Eğitimden çok tek taraflı bir saldırı gibiydi. Ayrıca, son derece acı verici bir yere vurmaya odaklandı. Han Sooyoung, “Şimdi ne yapacaksın?” diye sormadan önce beni uzun süre dövdü.
“Senaryoyu üç ya da dört gün boyunca bir kenara bırakacağım ve gizli parçaları ararken hikayeler toplayacağım.”
Han Sooyoung, ‘gizli parçalar’ kelimelerine gülümsedi.
“Neden? Ana senaryoya odaklanacak bir tip değil misiniz?”
“Bu sefer işi başkalarına bırakacağım. Şimdiye kadar bunu tek başıma yapmak benim için zor oldu.”

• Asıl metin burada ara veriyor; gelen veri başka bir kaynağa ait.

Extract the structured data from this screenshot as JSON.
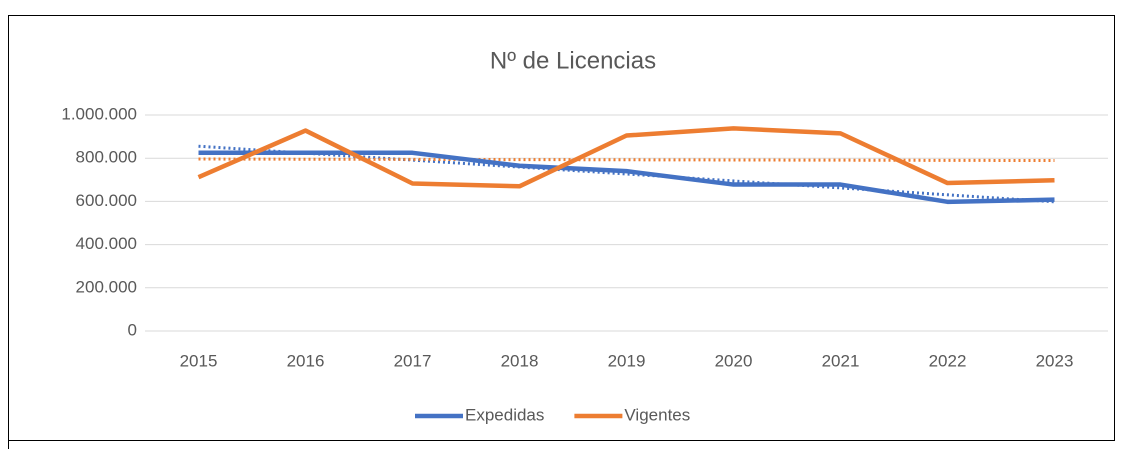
{
  "chart_data": {
    "type": "line",
    "title": "Nº de Licencias",
    "categories": [
      "2015",
      "2016",
      "2017",
      "2018",
      "2019",
      "2020",
      "2021",
      "2022",
      "2023"
    ],
    "series": [
      {
        "name": "Expedidas",
        "color": "#4472c4",
        "trendline": true,
        "values": [
          825000,
          825000,
          825000,
          765000,
          740000,
          678000,
          678000,
          598000,
          608000
        ]
      },
      {
        "name": "Vigentes",
        "color": "#ed7d31",
        "trendline": true,
        "values": [
          712000,
          928000,
          683000,
          670000,
          905000,
          938000,
          915000,
          685000,
          698000
        ]
      }
    ],
    "ylim": [
      0,
      1000000
    ],
    "yticks": [
      0,
      {
        "value": 200000,
        "label": "200.000"
      },
      {
        "value": 400000,
        "label": "400.000"
      },
      {
        "value": 600000,
        "label": "600.000"
      },
      {
        "value": 800000,
        "label": "800.000"
      },
      {
        "value": 1000000,
        "label": "1.000.000"
      }
    ],
    "grid": true,
    "legend": "bottom"
  }
}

Bunu düşündüğümde, tek başıma yapmak için çok uğraştım. O Yoo Jonghyuk çok çalışıyor gibi görünüyordu ama önemli anlarda yardımcı olmuyordu. Yardım etmeseydim, Sel Felaketi veya Barış Ülkesi ile bitecekti. Ben senaryolar üzerinde çok çalışırken, o gizli parçaları bulmak için etrafta dolaştı.
Böylece, onun için düzgün bir şekilde çalışma zamanı gelmişti. Gülümsedim ve “Şimdi geriletici gibi davranacağız” dedim.